I set the phone down and went to find something to wear.

I had a date tonight. With someone who wanted to know about my day.

Some things were worth being nervous about.

Chapter ten

Adrian

Iarrived fourteen minutes early.

The restaurant was six blocks from my hotel. I could have walked. Instead, I sat in my rental car for eight of those fourteen minutes, watching condensation crawl down the inside of the windshield, while wondering when I’d become the kind of person who showed up early to things.

The Thai place was called Siam Palace, though the “P” had fallen off the sign and nobody had bothered to fix it. The awning sagged, and decades of cooking oil had fogged the windows. A handwritten sign taped to the door read: CASH ONLY. NO EXCEPTIONS. NO ARGUING.

I loved it immediately.

Inside, the decor was what I’d call aggressive authenticity—mismatched chairs, plastic tablecloths printed with faded roses, and a small altar in the corner with incense burning in front of a golden Buddha. The woman at the register looked up when I walked in, assessed me with a single glance, and pointed to a booth in the back.

“You’re meeting the hockey boy?”

I blinked. “How did you—”

“He called ahead. Said look for tall, serious, probably frowning. Told me to seat you facing the door because you’d want to see the whole room.” She shrugged. “He tips well.”

I sat where she pointed. She was right—I did want to see the whole room.

This is a date, I reminded myself. An actual date. With a person you’ve already slept with. Stop acting like you’ve never done this before.

It was an accurate thought, but I hadn’t done it in years. Theo and I fell into each other sideways—documentary subject to something more, with no clear line between before and after. We’d never had a first date. We’d had a first interview, a first kiss during editing, and a first morning where I woke up in his bed.
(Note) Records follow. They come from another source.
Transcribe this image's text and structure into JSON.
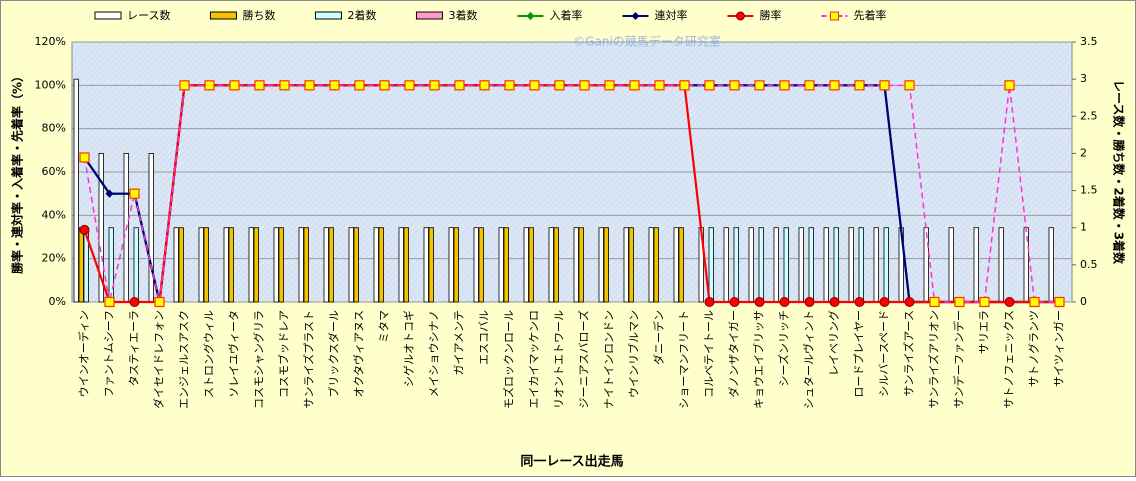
{
  "chart_data": {
    "type": "combo",
    "watermark": "©Ganiの競馬データ研究室",
    "x_label": "同一レース出走馬",
    "y_label": "勝率・連対率・入着率・先着率（%）",
    "y2_label": "レース数・勝ち数・2着数・3着数",
    "categories": [
      "ウインオーディン",
      "ファントムシーフ",
      "タスティエーラ",
      "ダイセイドレフォン",
      "エンジェルスアスク",
      "ストロングウィル",
      "ソレイユヴィータ",
      "コスモシャングリラ",
      "コスモブッドレア",
      "サンライズプラスト",
      "ブリックスダール",
      "オクタヴィアヌス",
      "ミタマ",
      "シゲルオトコギ",
      "メイショウシナノ",
      "ガイアメンテ",
      "エスコバル",
      "モズロックンロール",
      "エイカイマッケンロ",
      "リオントエトワール",
      "ジーニアスバローズ",
      "ナイトインロンドン",
      "ウインリブルマン",
      "ダニーデン",
      "ショーマンフリート",
      "コルベテイトール",
      "ダノンザタイガー",
      "キョウエイブリッサ",
      "シーズンリッチ",
      "シュタールヴィント",
      "レイベリング",
      "ロードプレイヤー",
      "シルバースペード",
      "サンライズアース",
      "サンライズアリオン",
      "サンデーファンデー",
      "サリエラ",
      "サトノフェニックス",
      "サトノグランツ",
      "サイツィンガー"
    ],
    "series": [
      {
        "name": "レース数",
        "mark": "bar",
        "axis": "y2",
        "color": "#ffffff",
        "values": [
          3,
          2,
          2,
          2,
          1,
          1,
          1,
          1,
          1,
          1,
          1,
          1,
          1,
          1,
          1,
          1,
          1,
          1,
          1,
          1,
          1,
          1,
          1,
          1,
          1,
          1,
          1,
          1,
          1,
          1,
          1,
          1,
          1,
          1,
          1,
          1,
          1,
          1,
          1,
          1
        ]
      },
      {
        "name": "勝ち数",
        "mark": "bar",
        "axis": "y2",
        "color": "#f5c400",
        "values": [
          1,
          0,
          0,
          0,
          1,
          1,
          1,
          1,
          1,
          1,
          1,
          1,
          1,
          1,
          1,
          1,
          1,
          1,
          1,
          1,
          1,
          1,
          1,
          1,
          1,
          0,
          0,
          0,
          0,
          0,
          0,
          0,
          0,
          0,
          0,
          0,
          0,
          0,
          0,
          0
        ]
      },
      {
        "name": "2着数",
        "mark": "bar",
        "axis": "y2",
        "color": "#ccffff",
        "values": [
          1,
          1,
          1,
          0,
          0,
          0,
          0,
          0,
          0,
          0,
          0,
          0,
          0,
          0,
          0,
          0,
          0,
          0,
          0,
          0,
          0,
          0,
          0,
          0,
          0,
          1,
          1,
          1,
          1,
          1,
          1,
          1,
          1,
          0,
          0,
          0,
          0,
          0,
          0,
          0
        ]
      },
      {
        "name": "3着数",
        "mark": "bar",
        "axis": "y2",
        "color": "#ff99cc",
        "values": [
          0,
          0,
          0,
          0,
          0,
          0,
          0,
          0,
          0,
          0,
          0,
          0,
          0,
          0,
          0,
          0,
          0,
          0,
          0,
          0,
          0,
          0,
          0,
          0,
          0,
          0,
          0,
          0,
          0,
          0,
          0,
          0,
          0,
          0,
          0,
          0,
          0,
          0,
          0,
          0
        ]
      },
      {
        "name": "入着率",
        "mark": "line",
        "marker": "diamond",
        "color": "#009900",
        "values": [
          66.7,
          50,
          50,
          0,
          100,
          100,
          100,
          100,
          100,
          100,
          100,
          100,
          100,
          100,
          100,
          100,
          100,
          100,
          100,
          100,
          100,
          100,
          100,
          100,
          100,
          100,
          100,
          100,
          100,
          100,
          100,
          100,
          100,
          0,
          0,
          0,
          0,
          0,
          0,
          0
        ]
      },
      {
        "name": "連対率",
        "mark": "line",
        "marker": "diamond",
        "color": "#000080",
        "values": [
          66.7,
          50,
          50,
          0,
          100,
          100,
          100,
          100,
          100,
          100,
          100,
          100,
          100,
          100,
          100,
          100,
          100,
          100,
          100,
          100,
          100,
          100,
          100,
          100,
          100,
          100,
          100,
          100,
          100,
          100,
          100,
          100,
          100,
          0,
          0,
          0,
          0,
          0,
          0,
          0
        ]
      },
      {
        "name": "勝率",
        "mark": "line",
        "marker": "circle",
        "color": "#ff0000",
        "values": [
          33.3,
          0,
          0,
          0,
          100,
          100,
          100,
          100,
          100,
          100,
          100,
          100,
          100,
          100,
          100,
          100,
          100,
          100,
          100,
          100,
          100,
          100,
          100,
          100,
          100,
          0,
          0,
          0,
          0,
          0,
          0,
          0,
          0,
          0,
          0,
          0,
          0,
          0,
          0,
          0
        ]
      },
      {
        "name": "先着率",
        "mark": "line",
        "marker": "square",
        "dash": true,
        "color": "#ff33cc",
        "values": [
          66.7,
          0,
          50,
          0,
          100,
          100,
          100,
          100,
          100,
          100,
          100,
          100,
          100,
          100,
          100,
          100,
          100,
          100,
          100,
          100,
          100,
          100,
          100,
          100,
          100,
          100,
          100,
          100,
          100,
          100,
          100,
          100,
          100,
          100,
          0,
          0,
          0,
          100,
          0,
          0
        ]
      }
    ],
    "ylim": [
      0,
      120
    ],
    "yticks": [
      {
        "value": 0,
        "label": "0%"
      },
      {
        "value": 20,
        "label": "20%"
      },
      {
        "value": 40,
        "label": "40%"
      },
      {
        "value": 60,
        "label": "60%"
      },
      {
        "value": 80,
        "label": "80%"
      },
      {
        "value": 100,
        "label": "100%"
      },
      {
        "value": 120,
        "label": "120%"
      }
    ],
    "y2lim": [
      0,
      3.5
    ],
    "y2ticks": [
      0,
      0.5,
      1,
      1.5,
      2,
      2.5,
      3,
      3.5
    ],
    "grid": true
  }
}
This was different. It was deliberate. Pickle texted me an address and a time, adding:Wear something that can survive Pad Thai sauce. I’m a messy eater. Fair warning.

The door opened at 7:02.

Pickle slid into the booth across from me, shrugging off his jacket. “I knew you’d be early. You have early energy. Very responsible.”
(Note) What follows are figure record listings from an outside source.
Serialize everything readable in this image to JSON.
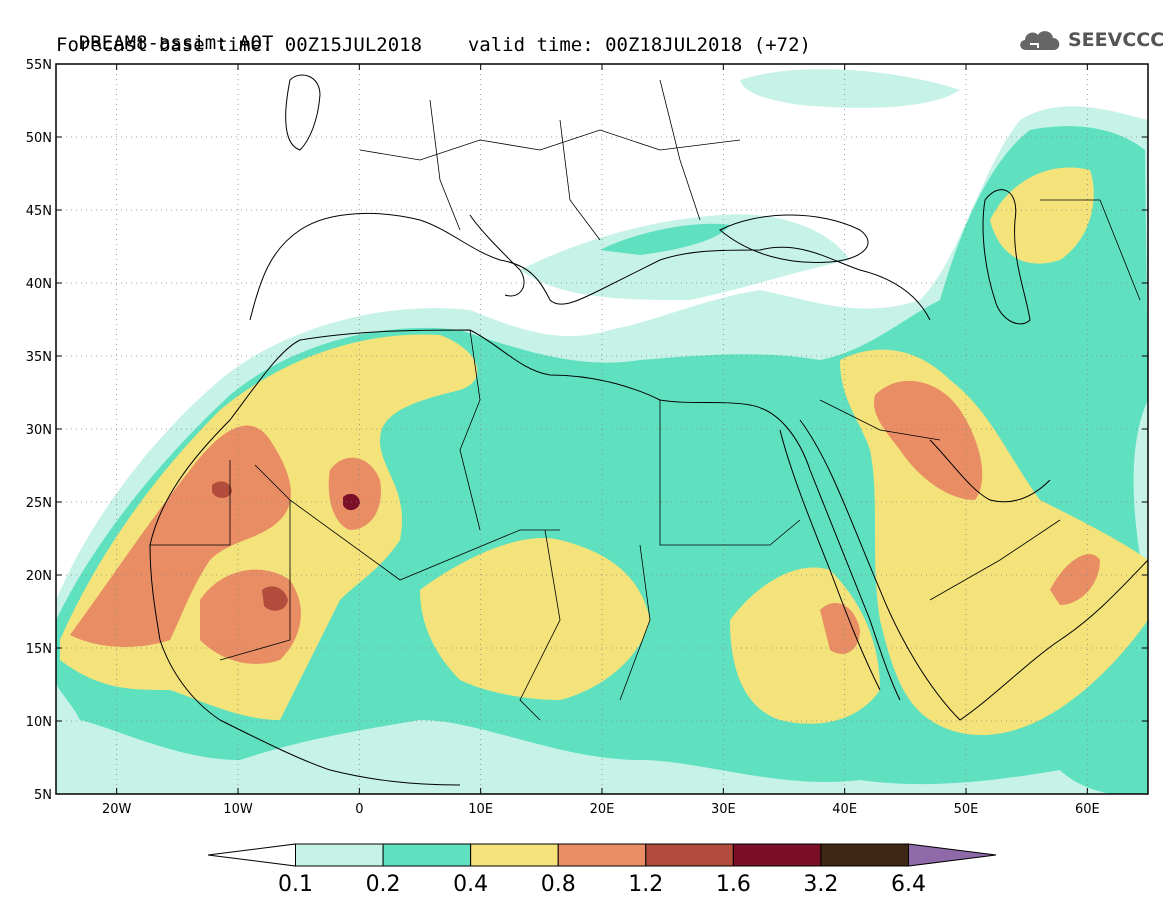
{
  "header": {
    "line1": "DREAM8-assim: AOT",
    "line2_base": "Forecast base time: 00Z15JUL2018",
    "line2_valid": "valid time: 00Z18JUL2018 (+72)"
  },
  "logo": {
    "text": "SEEVCCC",
    "icon": "cloud-icon"
  },
  "map": {
    "lon_range": [
      -25,
      65
    ],
    "lat_range": [
      5,
      55
    ],
    "lat_ticks": [
      {
        "lat": 55,
        "label": "55N"
      },
      {
        "lat": 50,
        "label": "50N"
      },
      {
        "lat": 45,
        "label": "45N"
      },
      {
        "lat": 40,
        "label": "40N"
      },
      {
        "lat": 35,
        "label": "35N"
      },
      {
        "lat": 30,
        "label": "30N"
      },
      {
        "lat": 25,
        "label": "25N"
      },
      {
        "lat": 20,
        "label": "20N"
      },
      {
        "lat": 15,
        "label": "15N"
      },
      {
        "lat": 10,
        "label": "10N"
      },
      {
        "lat": 5,
        "label": "5N"
      }
    ],
    "lon_ticks": [
      {
        "lon": -20,
        "label": "20W"
      },
      {
        "lon": -10,
        "label": "10W"
      },
      {
        "lon": 0,
        "label": "0"
      },
      {
        "lon": 10,
        "label": "10E"
      },
      {
        "lon": 20,
        "label": "20E"
      },
      {
        "lon": 30,
        "label": "30E"
      },
      {
        "lon": 40,
        "label": "40E"
      },
      {
        "lon": 50,
        "label": "50E"
      },
      {
        "lon": 60,
        "label": "60E"
      }
    ],
    "grid": true
  },
  "colorbar": {
    "colors": [
      "#ffffff",
      "#c6f2e8",
      "#5fe1c0",
      "#f4e27a",
      "#e88d64",
      "#b24c3c",
      "#7a0f27",
      "#3e2714",
      "#8f6aa8"
    ],
    "labels": [
      "0.1",
      "0.2",
      "0.4",
      "0.8",
      "1.2",
      "1.6",
      "3.2",
      "6.4"
    ]
  }
}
“I was not early. I was on time.”

“The menu’s already warm from your hands.”

I looked down. He was right. I’d been holding it since I sat down.

“Stalker math,” Pickle said cheerfully. “Menu temperature plus condensation patterns on your water glass. I’d estimate…” He squinted at me. “Six or seven minutes?”

“That’s not real math.”

“It’s absolutely real math. It’s a science. I’m a pioneer. The Galileo of restaurant-based surveillance.”
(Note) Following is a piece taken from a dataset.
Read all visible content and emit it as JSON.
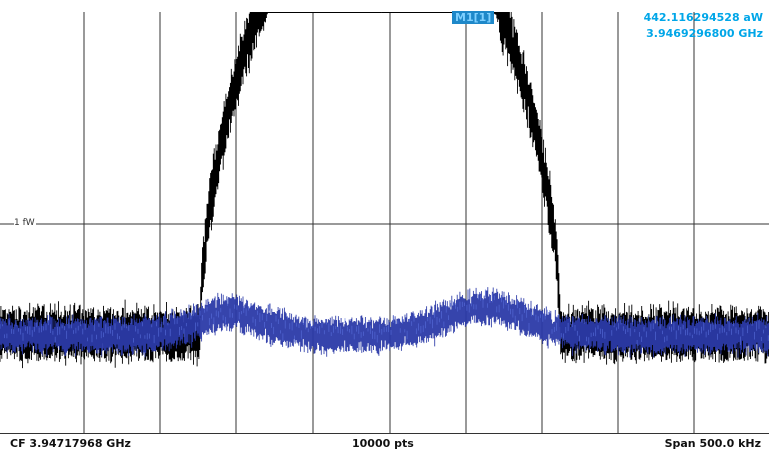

The woman from the register appeared with two waters and a basket of prawn crackers neither of us ordered. She set them down without comment and disappeared.

“Mrs. Prasert loves me,” Pickle explained, already reaching for a cracker. “I helped her grandson with a school project last year. He had to interview someone about their job, and none of the other Storm guys would do it, so I showed up in his classroom in full gear. Skates and everything. Nearly broke my ankle on the tile floor, but the kid got an A.”

I tried to imagine it—Pickle in an elementary school classroom, helmet on, stick in hand, probably terrifying half the children and delighting the other half.